A remake of Yakuza 2, aptly named Yakuza Kiwami 2, was released in the States four months later. The crowd that had started with Yakuza 0 were closer to ‘current day’ Yakuza, but still lagged behind older fans.
RGG Studio is therefore, trying to juggle three distinct groups: a community in Japan that typically gets its releases before everyone else, the fans elsewhere who have finished everything up to Yakuza 6, and the relative newcomers who still have four mainline games to play.
The company has had to grow and change, unsurprisingly, to handle multiple projects and release dates. “Yeah, [if you] consider the last 10 years, from Yakuza 3 to now, of course the whole society of RGG Studio got bigger and more efficient so that [we’re] able to handle several projects at the same time,” Daisuke Sato, producer at RGG Studio said.
The Yakuza Remastered Collection should, at long last, bring the entire community together. “The majority of the fanbase is now fans that started out at Yakuza 0 on PS4,” Sato said, “and being able to finally close the gap between Kiwami one, two, and (Yakuza) 6 on the PlayStation 4 for these new fans that came on during the PS4 generation, is a big relief.”
Unsurprisingly, RGG Studio is working on a new, currently unnamed Yakuza title (for the sake of this article, let’s call it Yakuza 7) to take advantage of this convergence. We know little about the title other than its protagonist is a wild-looking ruffian called Ichiban Kasuga who first appeared in the card game spin-off Ryū ga Gotoku Online.
Sato wants to reassure fans that Kasuga will be just as “cool” as his predecessor. At Gamescom, the producer’s interpreter said: “There might be some fans who are worried the new character might not be cool, might not be attractive, or might not be that interesting. [Sato] wants to reassure [fans] that they’re on a good track to create a new, very interesting and very lovable character. He wants the fans to trust them that he will create something cool for them.”
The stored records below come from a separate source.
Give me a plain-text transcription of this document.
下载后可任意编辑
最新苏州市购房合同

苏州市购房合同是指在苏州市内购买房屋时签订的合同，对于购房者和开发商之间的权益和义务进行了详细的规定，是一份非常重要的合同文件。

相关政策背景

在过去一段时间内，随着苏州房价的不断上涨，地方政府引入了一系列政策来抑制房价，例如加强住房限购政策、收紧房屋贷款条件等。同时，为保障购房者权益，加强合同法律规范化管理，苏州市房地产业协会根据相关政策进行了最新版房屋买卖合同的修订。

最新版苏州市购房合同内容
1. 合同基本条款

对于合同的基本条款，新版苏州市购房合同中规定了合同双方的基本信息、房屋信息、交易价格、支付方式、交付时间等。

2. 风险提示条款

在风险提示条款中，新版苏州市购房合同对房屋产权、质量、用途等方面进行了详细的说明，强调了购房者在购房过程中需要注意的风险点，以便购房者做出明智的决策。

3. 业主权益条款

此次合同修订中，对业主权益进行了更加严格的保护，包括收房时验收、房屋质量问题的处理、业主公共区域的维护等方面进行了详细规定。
According to Sato, the character swap is something that the studio has been considering since the original game. “When we started out with Yakuza one, we were talking about, ‘Yeah, it would be cool if we could use Kiryu through Yakuza 2 and 3, but then we’ll probably have to change it,'” Sato said. “And then Kiryu became a more and more…let’s say attractive and interesting character, so while in four we added [some] other main characters and, [with] five, even more main characters, at the end of the day the story of Kiryu lasted longer than just three Yakuza titles. It lasted six Yakuza titles.”
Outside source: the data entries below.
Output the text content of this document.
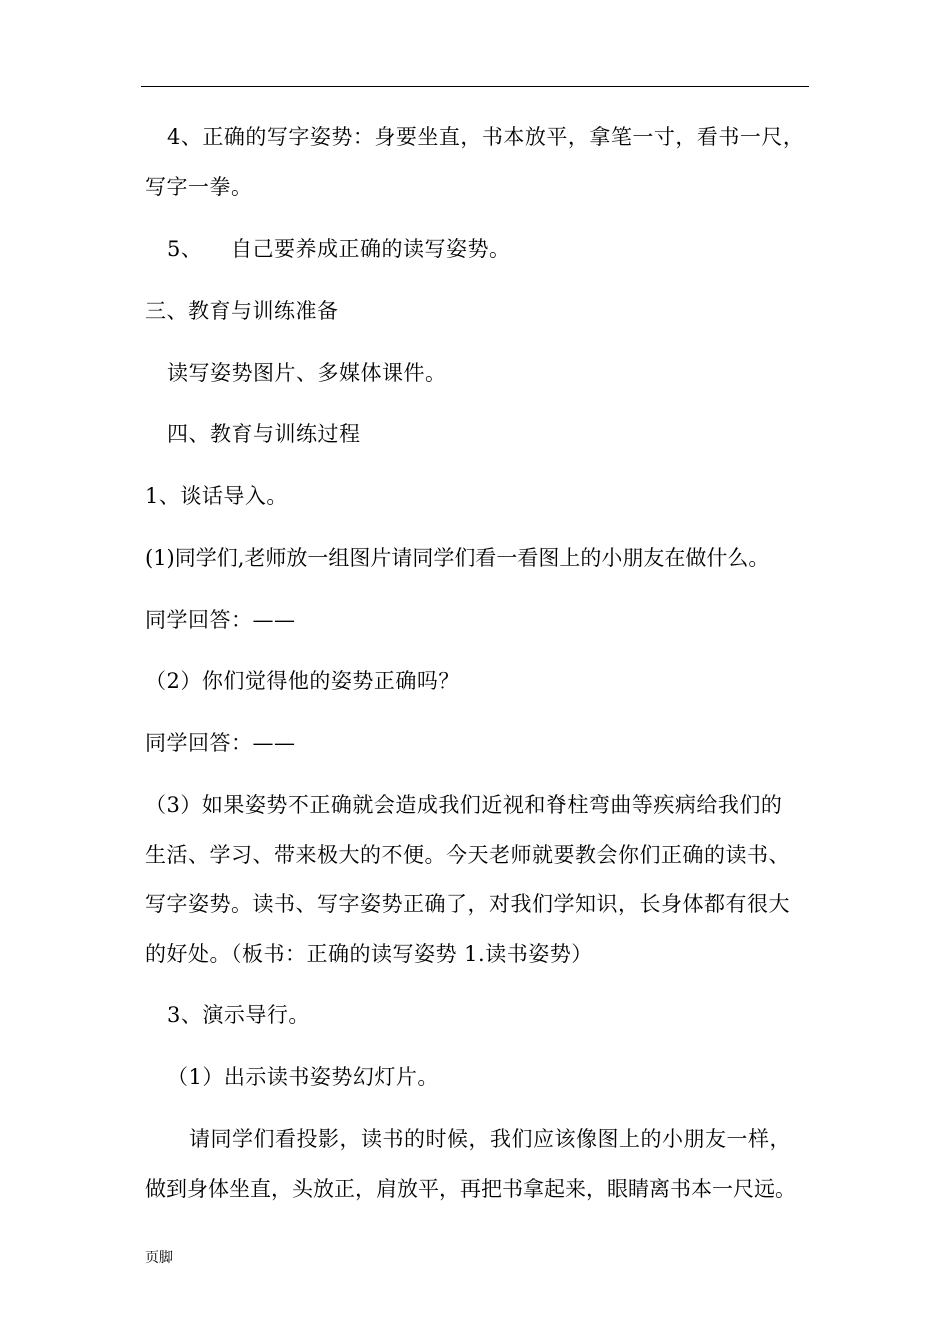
4、正确的写字姿势：身要坐直，书本放平，拿笔一寸，看书一尺，
写字一拳。
5、    自己要养成正确的读写姿势。
三、教育与训练准备
读写姿势图片、多媒体课件。
四、教育与训练过程
1、谈话导入。
(1)同学们,老师放一组图片请同学们看一看图上的小朋友在做什么。
同学回答：——
（2）你们觉得他的姿势正确吗？
同学回答：——
（3）如果姿势不正确就会造成我们近视和脊柱弯曲等疾病给我们的
生活、学习、带来极大的不便。今天老师就要教会你们正确的读书、
写字姿势。读书、写字姿势正确了，对我们学知识，长身体都有很大
的好处。（板书：正确的读写姿势 1.读书姿势）
3、演示导行。
（1）出示读书姿势幻灯片。
请同学们看投影，读书的时候，我们应该像图上的小朋友一样，
做到身体坐直，头放正，肩放平，再把书拿起来，眼睛离书本一尺远。
页脚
Further Yakuza 7 details will be shared at a press conference in Tokyo next week. It’s a pivotal moment for the developer. The new character should make Yakuza 7 another jumping-on point for newcomers. Sato describes Kasuga, and the larger game, as a blank piece of paper. “There’s a lot of pressure, of course,” he said. “And there’s a lot of hard work you have to do when you’re starting anew, but it’s also an opportunity to think about new backstories, new possibilities, new mechanics when you’re creating something from scratch that no Yakuza fan knows anything about.”
By the time it comes out, every fan — including those who started with Yakuza 0 — should have had enough time to play through the upcoming remasters and Kiryu’s heartfelt send-off in Yakuza 6: The Song of Life.
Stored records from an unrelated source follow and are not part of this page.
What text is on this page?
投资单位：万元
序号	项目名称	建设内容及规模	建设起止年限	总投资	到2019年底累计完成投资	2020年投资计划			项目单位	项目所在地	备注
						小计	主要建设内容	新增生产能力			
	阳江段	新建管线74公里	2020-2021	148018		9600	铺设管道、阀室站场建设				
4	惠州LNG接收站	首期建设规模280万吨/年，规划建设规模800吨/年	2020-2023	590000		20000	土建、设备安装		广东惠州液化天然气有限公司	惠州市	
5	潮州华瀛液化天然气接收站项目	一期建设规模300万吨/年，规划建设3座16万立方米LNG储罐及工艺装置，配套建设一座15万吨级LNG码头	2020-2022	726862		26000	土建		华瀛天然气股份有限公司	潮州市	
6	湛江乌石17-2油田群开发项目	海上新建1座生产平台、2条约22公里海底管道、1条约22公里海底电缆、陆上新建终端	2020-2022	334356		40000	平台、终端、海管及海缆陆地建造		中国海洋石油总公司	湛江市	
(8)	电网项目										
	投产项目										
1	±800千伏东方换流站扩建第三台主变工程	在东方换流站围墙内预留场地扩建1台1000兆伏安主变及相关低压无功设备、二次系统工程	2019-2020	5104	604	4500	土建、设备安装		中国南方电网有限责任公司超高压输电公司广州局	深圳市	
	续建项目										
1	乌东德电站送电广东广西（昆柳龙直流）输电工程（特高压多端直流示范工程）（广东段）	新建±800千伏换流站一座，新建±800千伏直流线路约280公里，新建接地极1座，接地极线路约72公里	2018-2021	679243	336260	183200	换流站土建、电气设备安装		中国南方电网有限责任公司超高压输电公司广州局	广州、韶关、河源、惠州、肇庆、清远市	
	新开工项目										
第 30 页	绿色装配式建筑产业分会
It’s taken a while, but RGG Studio has finally built the large, global fanbase that the Yakuza franchise has arguably always deserved. Yakuza 0 and the various Yakuza remasters were a messy but necessary step to grow player interest abroad. And now, with Yakuza 7, the developer is perfectly poised to take advantage of that hard work. The game should have an immediate audience that outstrips anything RGG Studio has released before. It’s the kind of long-term pay-off that a Kamurocho crime lord would be proud of.